Faced with a similar problem, tech companies developing driving applications created industry benchmarks to define what is being measured (the paper noted that rig state definitions vary from company to company) and datasets to use for performance testing.
“What is needed is both a standard and a standard dataset to measure it by, so when a new benchmark comes along you can determine if it measures it better than the previous one,” said Soumya Gupta, now a machine-learning engineer at Uber AI.
The Meaning of the Measure
The idea that “a drill bit is still the best indicator of what happened downhole” sounds like a good one.
Ashok made that observation at the start of a presentation providing an early look at how it could be done.
Experienced drillers could do the same, but their judgment “is based on experience and that can be very subjective,” he said.
What they are working toward is a standard view of reality based on 2D photos of variable quality shot using phone cameras.
Despite those limits, the test concluded the bit-evaluation software was able to accurately map the location of the cutters, with a few exceptions, by systematically imaging, starting at the bottom and counterclockwise. The shape of each diamond-tipped cutter is compared to its original condition.
The first use for bit imaging will be grading cutter wear after drilling. These numbers matter because they are a factor in the cost of leasing a bit. In the UT-Austin test, the condition was graded generally close to those of human experts, Ashok said.

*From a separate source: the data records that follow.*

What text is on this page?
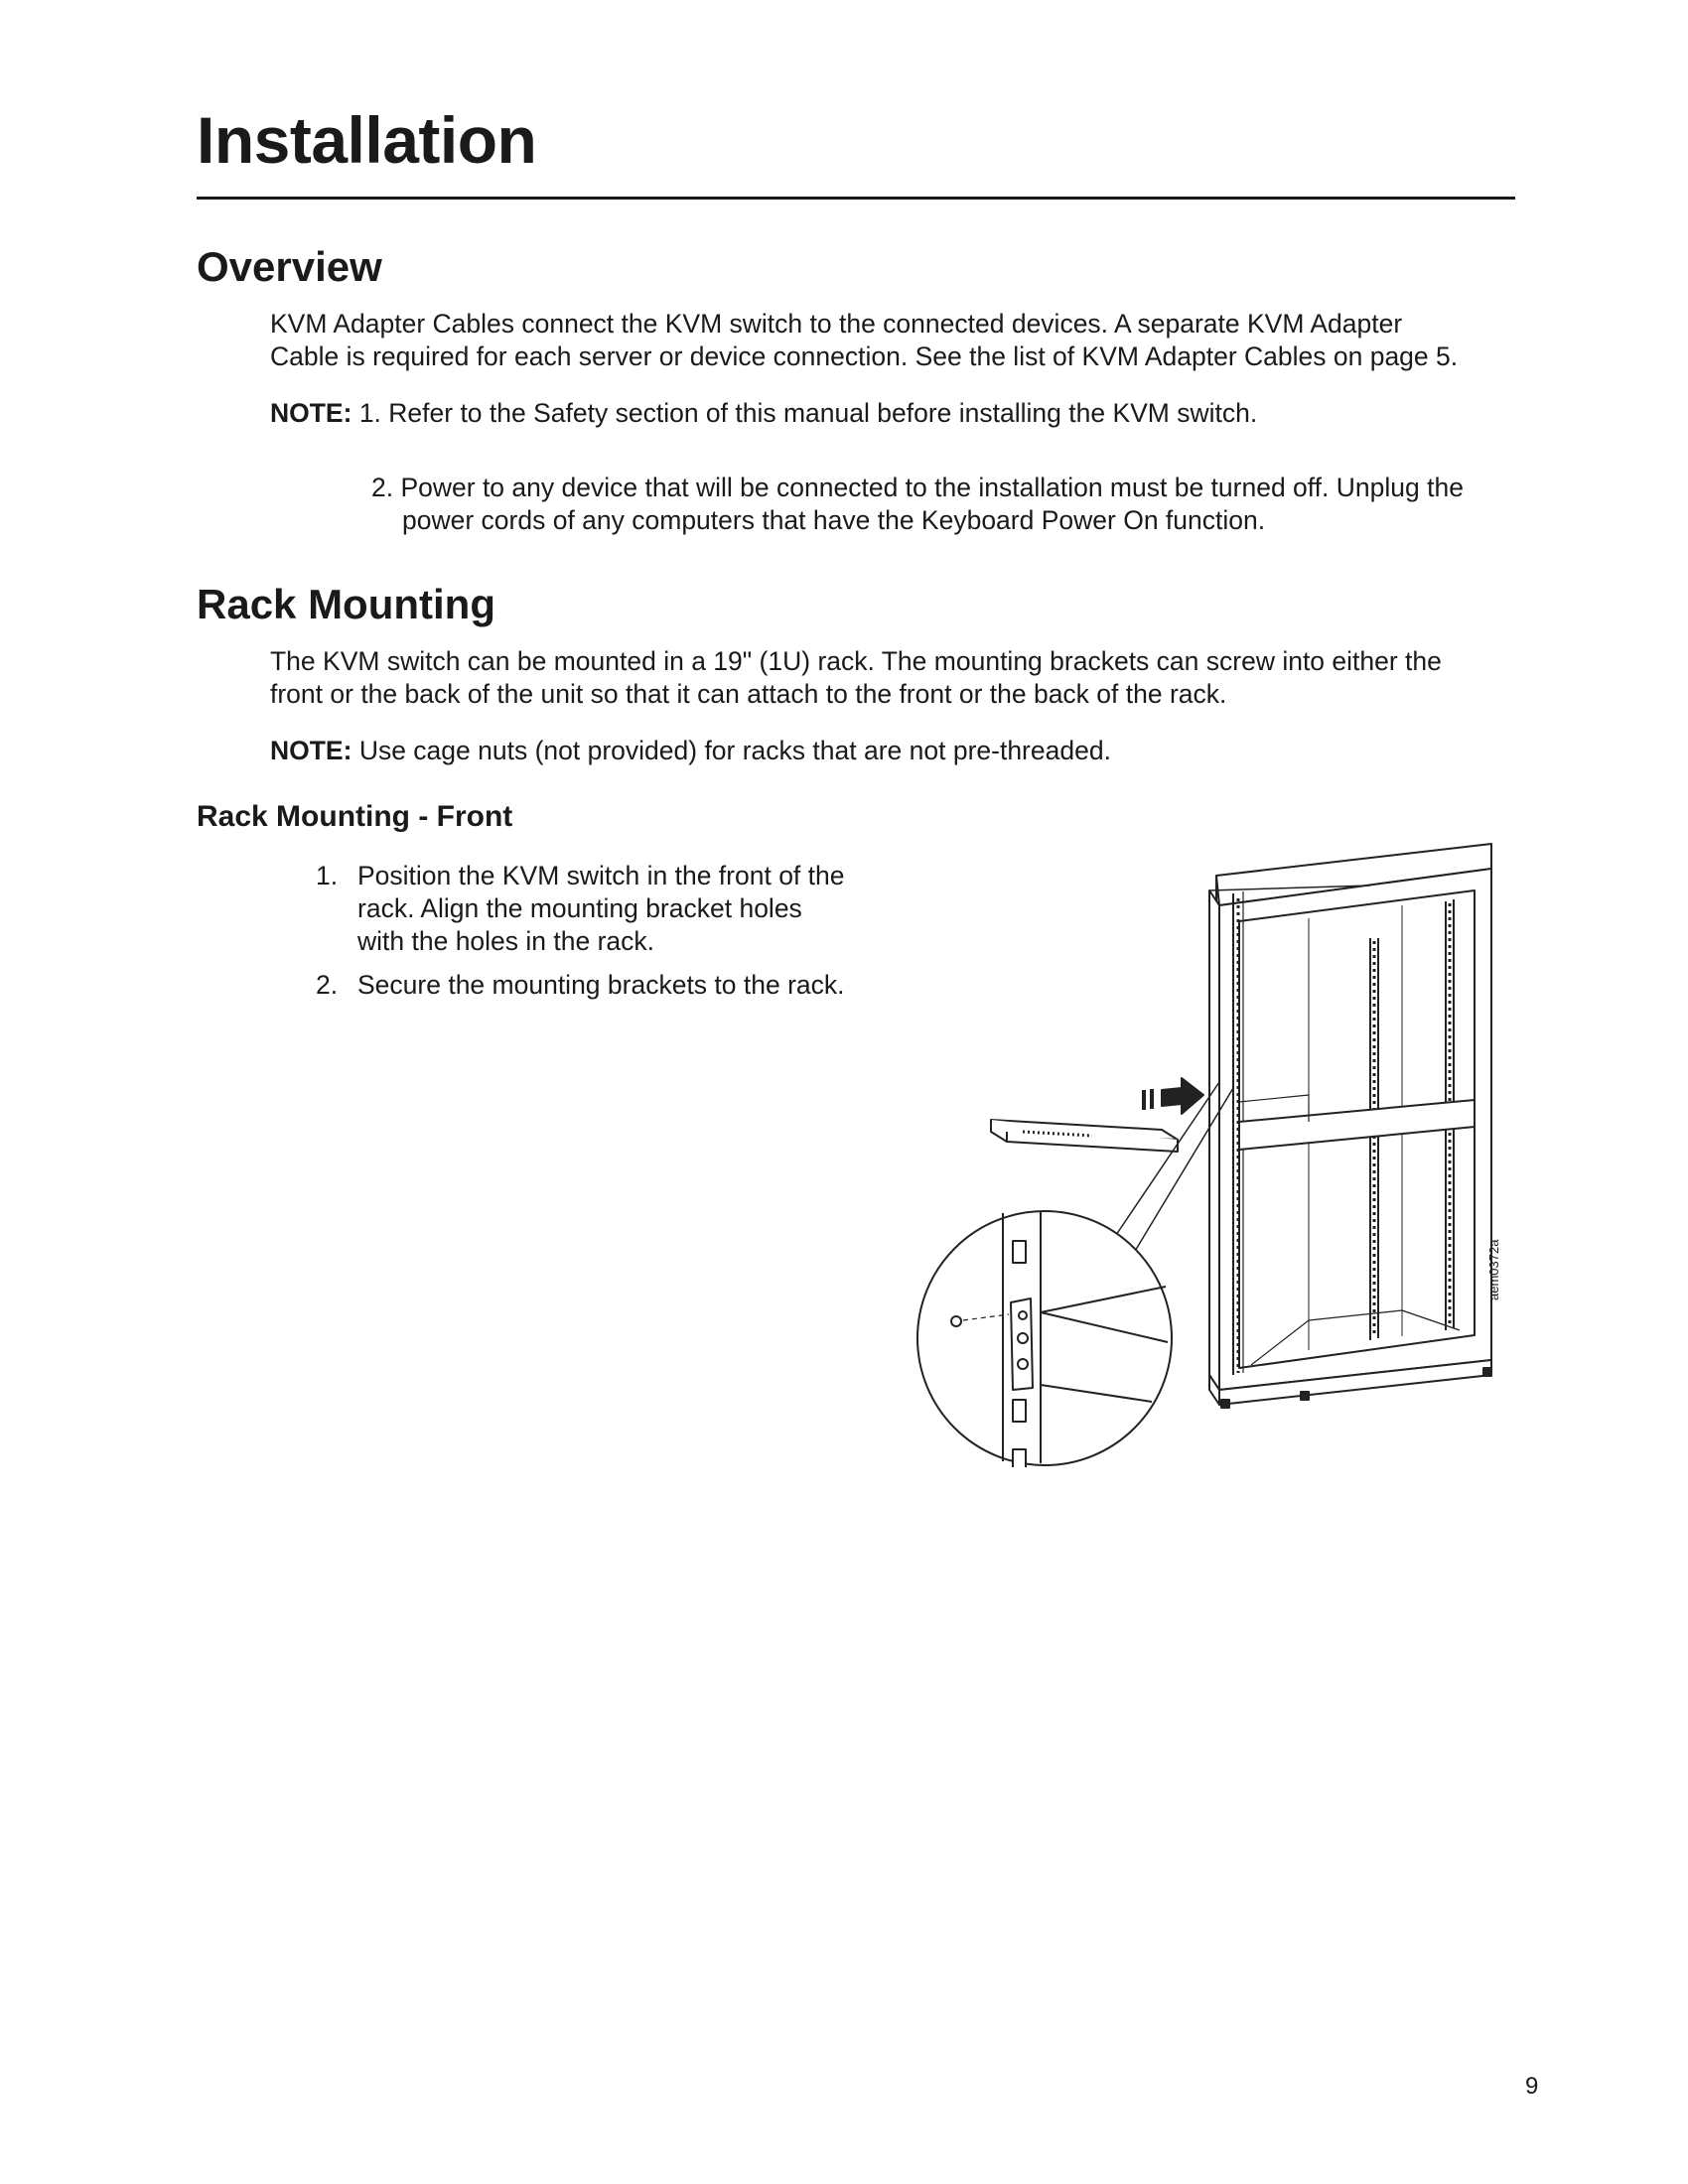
Installation
Overview

KVM Adapter Cables connect the KVM switch to the connected devices. A separate KVM Adapter
Cable is required for each server or device connection. See the list of KVM Adapter Cables on page 5.

NOTE: 1. Refer to the Safety section of this manual before installing the KVM switch.

2. Power to any device that will be connected to the installation must be turned off. Unplug the
power cords of any computers that have the Keyboard Power On function.

Rack Mounting

The KVM switch can be mounted in a 19" (1U) rack. The mounting brackets can screw into either the
front or the back of the unit so that it can attach to the front or the back of the rack.

NOTE: Use cage nuts (not provided) for racks that are not pre-threaded.

Rack Mounting - Front
1. Position the KVM switch in the front of the
rack. Align the mounting bracket holes
with the holes in the rack.
2. Secure the mounting brackets to the rack.
aem0372a
9
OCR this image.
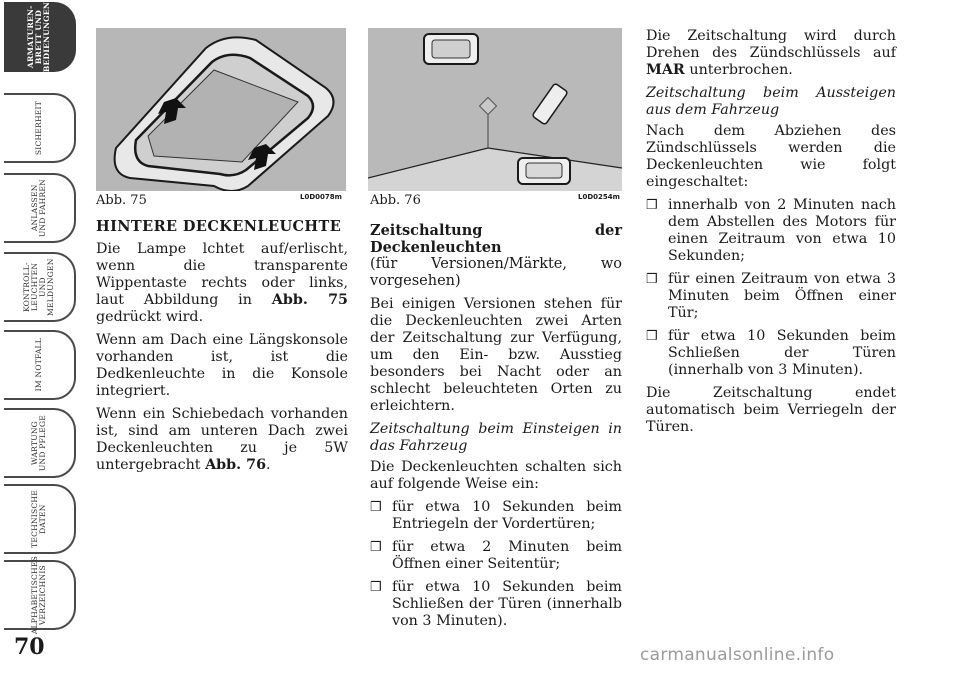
ARMATUREN-
BRETT UND
BEDIENUNGEN
SICHERHEIT
ANLASSEN
UND FAHREN
KONTROLL-
LEUCHTEN UND
MELDUNGEN
IM NOTFALL
WARTUNG
UND PFLEGE
TECHNISCHE
DATEN
ALPHABETISCHES
VERZEICHNIS
70
Abb. 75	L0D0078m Abb. 76	L0D0254m
HINTERE DECKENLEUCHTE

Die Lampe lchtet auf/erlischt, wenn die transparente Wippentaste rechts oder links, laut Abbildung in Abb. 75 gedrückt wird.

Wenn am Dach eine Längskonsole vorhanden ist, ist die Dedkenleuchte in die Konsole integriert.

Wenn ein Schiebedach vorhanden ist, sind am unteren Dach zwei Deckenleuchten zu je 5W untergebracht Abb. 76.

Zeitschaltung der Deckenleuchten
(für Versionen/Märkte, wo vorgesehen)

Bei einigen Versionen stehen für die Deckenleuchten zwei Arten der Zeitschaltung zur Verfügung, um den Ein- bzw. Ausstieg besonders bei Nacht oder an schlecht beleuchteten Orten zu erleichtern.

Zeitschaltung beim Einsteigen in das Fahrzeug

Die Deckenleuchten schalten sich auf folgende Weise ein:

❒ für etwa 10 Sekunden beim Entriegeln der Vordertüren;
❒ für etwa 2 Minuten beim Öffnen einer Seitentür;
❒ für etwa 10 Sekunden beim Schließen der Türen (innerhalb von 3 Minuten).

Die Zeitschaltung wird durch Drehen des Zündschlüssels auf MAR unterbrochen.

Zeitschaltung beim Aussteigen aus dem Fahrzeug

Nach dem Abziehen des Zündschlüssels werden die Deckenleuchten wie folgt eingeschaltet:

❒ innerhalb von 2 Minuten nach dem Abstellen des Motors für einen Zeitraum von etwa 10 Sekunden;
❒ für einen Zeitraum von etwa 3 Minuten beim Öffnen einer Tür;
❒ für etwa 10 Sekunden beim Schließen der Türen (innerhalb von 3 Minuten).

Die Zeitschaltung endet automatisch beim Verriegeln der Türen.

carmanualsonline.info
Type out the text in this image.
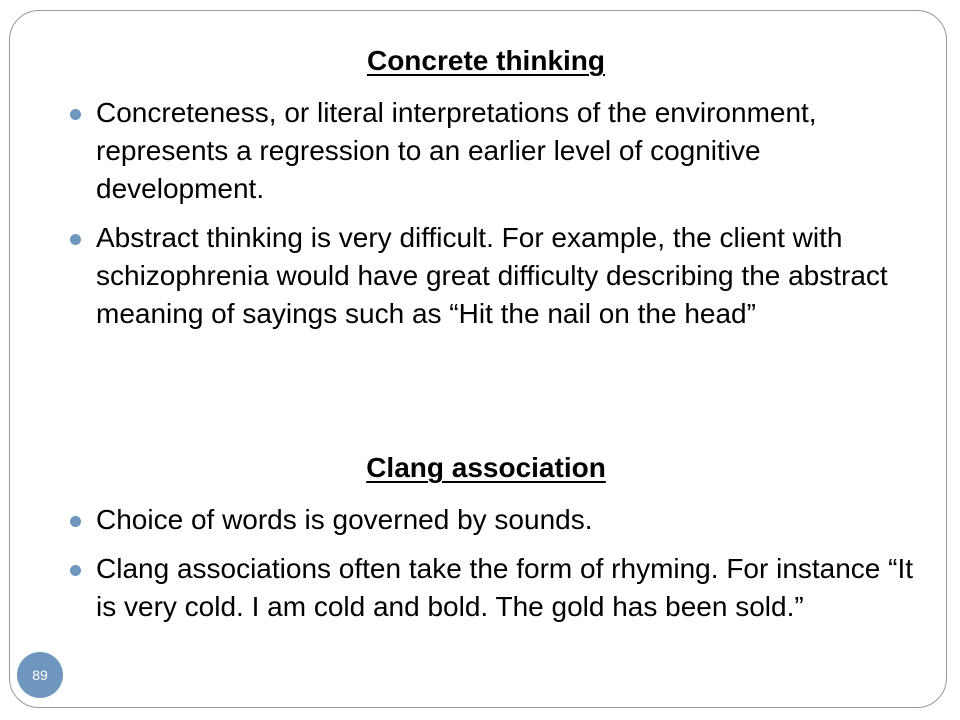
Concrete thinking
Concreteness, or literal interpretations of the environment, represents a regression to an earlier level of cognitive development.
Abstract thinking is very difficult. For example, the client with schizophrenia would have great difficulty describing the abstract meaning of sayings such as “Hit the nail on the head”
Clang association
Choice of words is governed by sounds.
Clang associations often take the form of rhyming. For instance “It is very cold. I am cold and bold. The gold has been sold.”
89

The next step is tougher: using the cutter-wear data to diagnose the cause of the damage.
To simplify this test, the paper limited the diagnosis to three possibilities: whirl, stick/slip, and bit bounce. The data on the location of the wear were entered into a decision tree. Boxes on the triangular grid were associated with various sorts of wear, which led to a conclusion indicating the likely cause.
In one example, cutter wear was focused on the shoulder with lesser amounts on the cone and nose, leading to a diagnosis of bit whirl. Based on downhole data, the system seemed to work. But a 24-bit sample falls far short of enough to pass judgment.
The paper said the accuracy could be improved with better imaging data, comparing the wear to pre-drill data rather than manufacturers’ specifications, and creating a phone app that would limit variations in the picture quality.
To measure the quality of this digital imaging analysis, the researchers used the judgment of human experts and sensor data, which led to a question about what makes this new system better.
Ashok noted that the computerized system would be based on a select group of experts in the bit-grading system developed by the International Association of Drilling Contractors. “They could do it better than thousands of people doing that,” Ashok said.
For Further Reading
SPE/IADC 204086 Determining Rig State from Computer Vision Analytics by C. Chatar and S. Suresha, Schlumberger; L. Shao, Stanford University, et al.
SPE/IADC 204124 Drill Bit Failure Forensics using 2D Bit Images Captured at the Rig Site by P. Ashok, J. Chu, Y. Witt-Doerring, et al., The University of Texas at Austin.